Review of Financial Studies 2025 38(2), 457-506
Abstract Using a semisupervised topic model on 7 million New York Times articles spanning 160 years, we test whether topics of media discourse predict future stock market excess returns to test rational and behavioral hypotheses about market valuation of disaster risk. Media discourse data address the challenge of sample size even when disasters are rare. Our methodology avoids look-ahead bias and addresses semantic shifts. Our discourse topics positively predicts market excess returns, with War having an out-of-sample R^2 of 1.35%. We call this effect the war return premium. The war return premium has increased in more recent time periods.

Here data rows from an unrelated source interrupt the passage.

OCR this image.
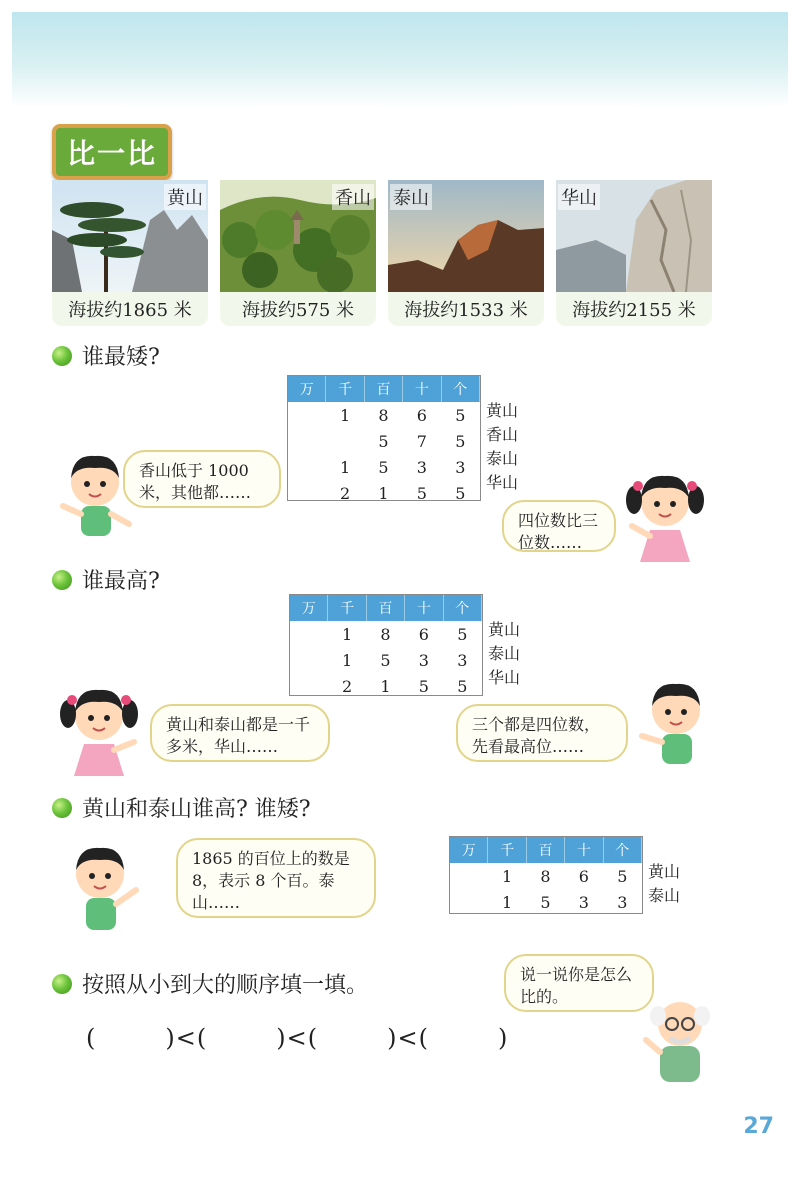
比一比
黄山
海拔约1865 米
香山
海拔约575 米
泰山
海拔约1533 米
华山
海拔约2155 米
谁最矮?
万	千	百	十	个
	1	8	6	5
		5	7	5
	1	5	3	3
	2	1	5	5
黄山
香山
泰山
华山
香山低于 1000 米，其他都……
四位数比三位数……
谁最高?
万	千	百	十	个
	1	8	6	5
	1	5	3	3
	2	1	5	5
黄山
泰山
华山
黄山和泰山都是一千多米，华山……
三个都是四位数，先看最高位……
黄山和泰山谁高? 谁矮?
1865 的百位上的数是 8，表示 8 个百。泰山……
万	千	百	十	个
	1	8	6	5
	1	5	3	3
黄山
泰山
按照从小到大的顺序填一填。	说一说你是怎么比的。
(        )<(        )<(        )<(        )
27
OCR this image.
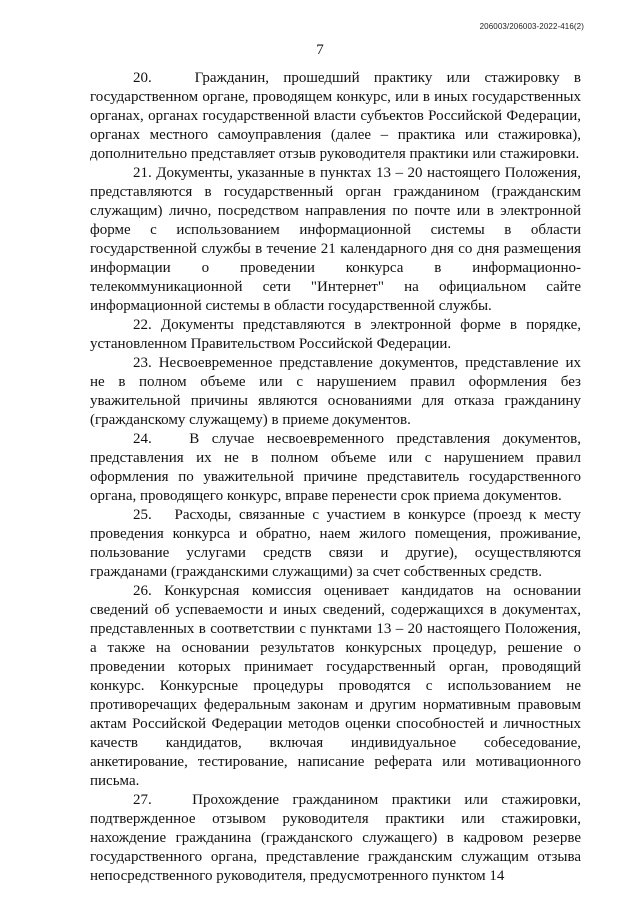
206003/206003-2022-416(2)
7

20.   Гражданин, прошедший практику или стажировку в государственном органе, проводящем конкурс, или в иных государственных органах, органах государственной власти субъектов Российской Федерации, органах местного самоуправления (далее – практика или стажировка), дополнительно представляет отзыв руководителя практики или стажировки.

21. Документы, указанные в пунктах 13 – 20 настоящего Положения, представляются в государственный орган гражданином (гражданским служащим) лично, посредством направления по почте или в электронной форме с использованием информационной системы в области государственной службы в течение 21 календарного дня со дня размещения информации о проведении конкурса в информационно-телекоммуникационной сети "Интернет" на официальном сайте информационной системы в области государственной службы.

22. Документы представляются в электронной форме в порядке, установленном Правительством Российской Федерации.

23. Несвоевременное представление документов, представление их не в полном объеме или с нарушением правил оформления без уважительной причины являются основаниями для отказа гражданину (гражданскому служащему) в приеме документов.

24.   В случае несвоевременного представления документов, представления их не в полном объеме или с нарушением правил оформления по уважительной причине представитель государственного органа, проводящего конкурс, вправе перенести срок приема документов.

25.   Расходы, связанные с участием в конкурсе (проезд к месту проведения конкурса и обратно, наем жилого помещения, проживание, пользование услугами средств связи и другие), осуществляются гражданами (гражданскими служащими) за счет собственных средств.

26. Конкурсная комиссия оценивает кандидатов на основании сведений об успеваемости и иных сведений, содержащихся в документах, представленных в соответствии с пунктами 13 – 20 настоящего Положения, а также на основании результатов конкурсных процедур, решение о проведении которых принимает государственный орган, проводящий конкурс. Конкурсные процедуры проводятся с использованием не противоречащих федеральным законам и другим нормативным правовым актам Российской Федерации методов оценки способностей и личностных качеств кандидатов, включая индивидуальное собеседование, анкетирование, тестирование, написание реферата или мотивационного письма.

27.   Прохождение гражданином практики или стажировки, подтвержденное отзывом руководителя практики или стажировки, нахождение гражданина (гражданского служащего) в кадровом резерве государственного органа, представление гражданским служащим отзыва непосредственного руководителя, предусмотренного пунктом 14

War Discourse and the Cross Section of Expected Stock Returns

Journal of Finance 2025 80(6), 3589-3637
ABSTRACT A war‐related factor model derived from textual analysis of media news reports explains the cross section of expected stock returns. Using a semisupervised topic model to extract discourse topics from 7,000,000 New York Times stories spanning 160 years, the war factor predicts the cross section of returns across test assets derived from both traditional and machine learning construction techniques, and spanning 138 anomalies. Our findings are consistent with assets that are good hedges for war risk receiving lower risk premia, or with assets that are more positively sensitive to war prospects being more overvalued. The return premium on the war factor is incremental to standard effects.